SLV District Grade Change

Written by Natasha Gunion (News Writer)

Ever since this pandemic has come around, San Lorenzo Valley middle school and high school student’s grades have been slipping. To relieve some of the stress off of the students, the California Unified School District has changed the A-F grading system. It has been proven that the amount of students with Ds and Fs has increased since the fall of 2019 by 10%, now leading to 37% of students having at least one failing grade. This new grading system is beneficial to SLV students because it will lower our school’s D-F percentage, and earn the students more high school credits. This will allow for more students to pass classes that they are struggling in.

Teachers have compared students’ grades from before the pandemic (early 2020) to now. This is so that they can see what has changed and what challenges some students are facing. Some teachers have stopped grading participation points, not docking students for missing classes, and not turning in assignments, hoping that this leads to raising the students’ grades. One cause of grades quickly moving down is the lack of access to technology for some students. Now that mostly all schooling is online due to Coronavirus, not all students have easy access to their online classes and school/homework. 

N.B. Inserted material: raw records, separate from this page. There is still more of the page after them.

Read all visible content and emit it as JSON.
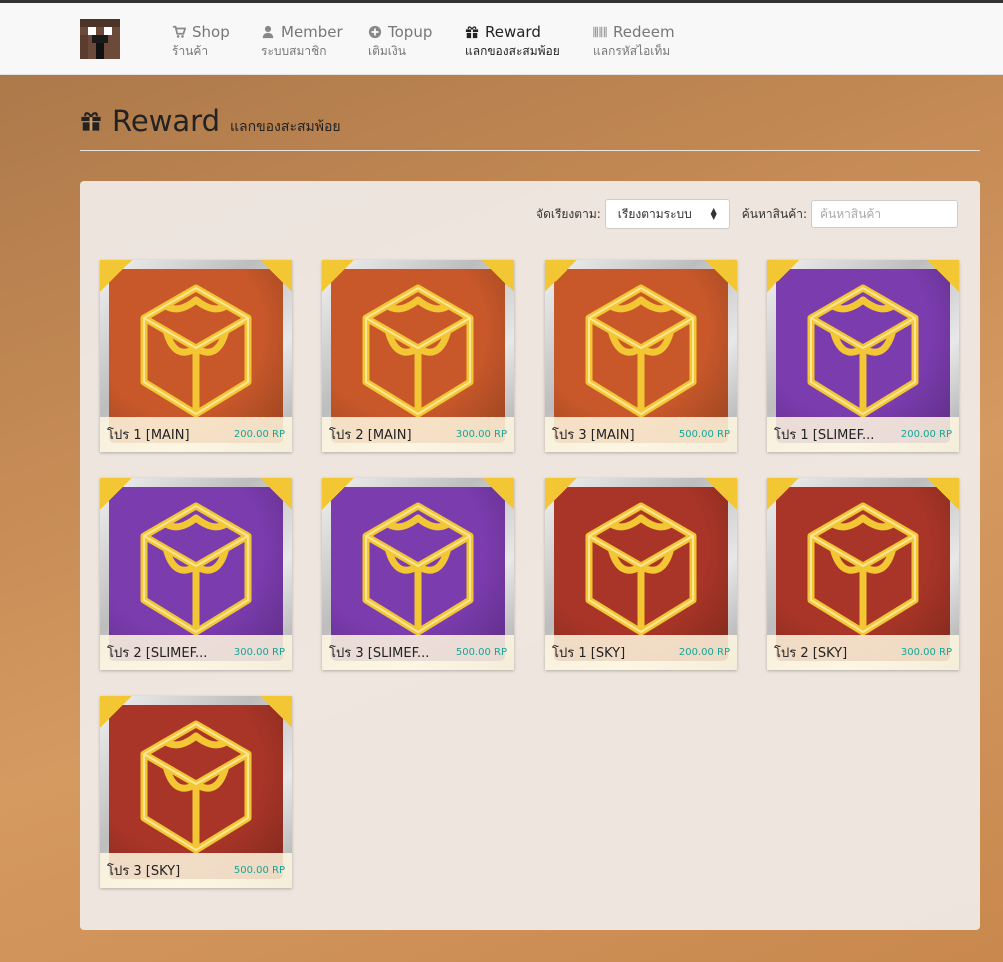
{
  "nav": {
    "items": [
      {
        "label": "Shop",
        "sub": "ร้านค้า",
        "icon": "cart-icon"
      },
      {
        "label": "Member",
        "sub": "ระบบสมาชิก",
        "icon": "user-icon"
      },
      {
        "label": "Topup",
        "sub": "เติมเงิน",
        "icon": "plus-circle-icon"
      },
      {
        "label": "Reward",
        "sub": "แลกของสะสมพ้อย",
        "icon": "gift-icon"
      },
      {
        "label": "Redeem",
        "sub": "แลกรหัสไอเท็ม",
        "icon": "barcode-icon"
      }
    ],
    "active": "Reward"
  },
  "page": {
    "title": "Reward",
    "subtitle": "แลกของสะสมพ้อย"
  },
  "filters": {
    "sort_label": "จัดเรียงตาม:",
    "sort_value": "เรียงตามระบบ",
    "search_label": "ค้นหาสินค้า:",
    "search_placeholder": "ค้นหาสินค้า"
  },
  "rewards": [
    {
      "name": "โปร 1 [MAIN]",
      "price": "200.00 RP",
      "color": "orange"
    },
    {
      "name": "โปร 2 [MAIN]",
      "price": "300.00 RP",
      "color": "orange"
    },
    {
      "name": "โปร 3 [MAIN]",
      "price": "500.00 RP",
      "color": "orange"
    },
    {
      "name": "โปร 1 [SLIMEF...",
      "price": "200.00 RP",
      "color": "purple"
    },
    {
      "name": "โปร 2 [SLIMEF...",
      "price": "300.00 RP",
      "color": "purple"
    },
    {
      "name": "โปร 3 [SLIMEF...",
      "price": "500.00 RP",
      "color": "purple"
    },
    {
      "name": "โปร 1 [SKY]",
      "price": "200.00 RP",
      "color": "red"
    },
    {
      "name": "โปร 2 [SKY]",
      "price": "300.00 RP",
      "color": "red"
    },
    {
      "name": "โปร 3 [SKY]",
      "price": "500.00 RP",
      "color": "red"
    }
  ],
  "colors": {
    "orange": "#c8582a",
    "purple": "#7b3cae",
    "red": "#a83527",
    "price": "#18a596",
    "gold": "#f3c633"
  }
}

The SLV Unified School District has asked teachers to keep homework to a minimum so students are more likely to complete it, and will not have as much trouble making up late/uncompleted work. Teachers are pushing towards accepting work within 5 days of its due date, with no punishment. Teachers are also told to not mark any missing assignments as “zero,” “missing,”, or “incomplete” until completed or excused. Final grades for the quarter or semester will be no lower than the specific student’s grade at the start of this pandemic, or prior to. 

“F” grades still exist in the school book, and it is still possible to receive an F grade,  but teachers will go to their fullest extent by emailing the parent and student multiple times mentioning the students missing assignments and incomplete work, and offering academic support before putting that final F in the students’ grade report. 

Another factor due to the grade change, there was a racial imbalance with the grades. Stating that 7% of failing grades went to White students, 23% went to Hispanics, 20% went to Black Cultured students, and 24% went to Native Americans. Including, 25% of failing grades went to students with disabilities.  Teachers felt this was unfair and there needed to be a change. The unified school district agreed, that grades should be based on the material submitted, and not past history, or participation. 

With this new grade change in law, is beneficial to SLV students for many reasons. The student D-F percentage will lower, students will hopefully begin to show more compassion  for their work, and their passing grades will earn them high school credits, and a pass in the class.